Just about the busiest man in showbiz, Arctic Monkeys frontman Alex Turner is back with a brand spanking new album. Not content with winning every award under the sun last month, Turner has formed a new band with little-known indie mate Miles Kane, frontman for Scouse rockers The Rascals. They’re called The Last Shadow Puppets, the album’s out in April, and it’s set to be quite an event.
Turner and Kane got pally when the Monkeys toured with the latter’s old group, The Little Flames. Kane then added some extra guitar to the now gong-laden album ‘Favourite Worst Nightmare’, and the pair began cranking out songs. Turner in particular sounds rather enamoured with the collaborative process.
“The fact that we were writing together seems to make it stronger,” he says. “You’re not as exposed as you are if it’s just you on your own. I do like the partnership thing.”
Kane agrees: “It’s not a chore, it’s enjoyment. It’s great finding that with someone else, a dead good friend.”
The resulting record, ‘The Age Of The Understatement’, is culled from more esoteric influences than Turner’s usual output, notably David Bowie, enigmatic crooner Scott Walker and psychedelic Sixties producer David Axelrod. Simian Mobile Disco chap James Ford is still on board as producer though, after his sterling work on that last Monkeys LP, and also plays drums. Meanwhile they also drafted in the London Metropolitan Orchestra to add a bevy of strings, with casual acquaintance Owen Pallett of Final Fantasy conducting.
“He was a bit nervous – he’s young and hadn’t done something like this before – but that added to the record,” explains Turner. “I think the strings are terrific, they’ve really brought the songs to life.”
They had a more profound effect on Kane: “‘I walked into the studio when they were doing ‘Meeting Place’ – this little song you’ve written in your bedroom is being played by an orchestra! I went cold.”

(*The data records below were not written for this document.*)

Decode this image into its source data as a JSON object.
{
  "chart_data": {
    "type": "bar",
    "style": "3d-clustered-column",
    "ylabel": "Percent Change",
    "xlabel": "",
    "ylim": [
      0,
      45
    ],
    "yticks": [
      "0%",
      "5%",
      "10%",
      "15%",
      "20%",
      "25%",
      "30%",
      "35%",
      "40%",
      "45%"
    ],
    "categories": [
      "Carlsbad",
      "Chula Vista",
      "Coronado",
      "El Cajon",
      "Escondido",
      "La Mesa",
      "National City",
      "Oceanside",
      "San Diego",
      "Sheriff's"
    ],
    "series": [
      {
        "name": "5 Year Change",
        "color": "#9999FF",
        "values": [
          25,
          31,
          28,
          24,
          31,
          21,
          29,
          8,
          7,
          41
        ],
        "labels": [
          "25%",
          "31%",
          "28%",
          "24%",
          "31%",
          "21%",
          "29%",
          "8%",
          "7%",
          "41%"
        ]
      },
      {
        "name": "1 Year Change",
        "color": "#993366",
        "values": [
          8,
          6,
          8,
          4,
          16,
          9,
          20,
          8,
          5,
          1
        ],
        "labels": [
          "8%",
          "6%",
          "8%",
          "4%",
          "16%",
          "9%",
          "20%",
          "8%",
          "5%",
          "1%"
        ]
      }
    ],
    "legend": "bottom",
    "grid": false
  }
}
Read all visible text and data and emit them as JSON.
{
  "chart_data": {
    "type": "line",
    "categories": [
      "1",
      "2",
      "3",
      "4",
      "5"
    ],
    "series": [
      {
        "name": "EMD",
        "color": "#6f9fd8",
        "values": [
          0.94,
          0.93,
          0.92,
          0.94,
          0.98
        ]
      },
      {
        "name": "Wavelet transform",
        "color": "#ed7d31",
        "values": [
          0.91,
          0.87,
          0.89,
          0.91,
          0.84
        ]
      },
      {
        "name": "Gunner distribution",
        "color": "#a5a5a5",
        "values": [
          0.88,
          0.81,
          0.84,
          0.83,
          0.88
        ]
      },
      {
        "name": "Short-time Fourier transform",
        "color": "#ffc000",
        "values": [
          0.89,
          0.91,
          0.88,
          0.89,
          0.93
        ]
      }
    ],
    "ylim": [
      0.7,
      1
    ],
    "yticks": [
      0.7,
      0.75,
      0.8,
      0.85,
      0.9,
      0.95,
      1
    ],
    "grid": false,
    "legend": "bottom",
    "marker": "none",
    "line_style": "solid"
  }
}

“It’s a dangerous game,” admits Turner, “we could have almost ruined it if it all got too lush.”
Instead, their debut single – album title track ‘The Age Of The Understatement’ – is overblown in all the right ways; a gloriously rollicking Morricone pastiche, replete with drums like thundering hooves and an expensive looking video involving lots of eastern European tanks. They may be a side project, but The Last Shadow Puppets are clearly a serious proposition.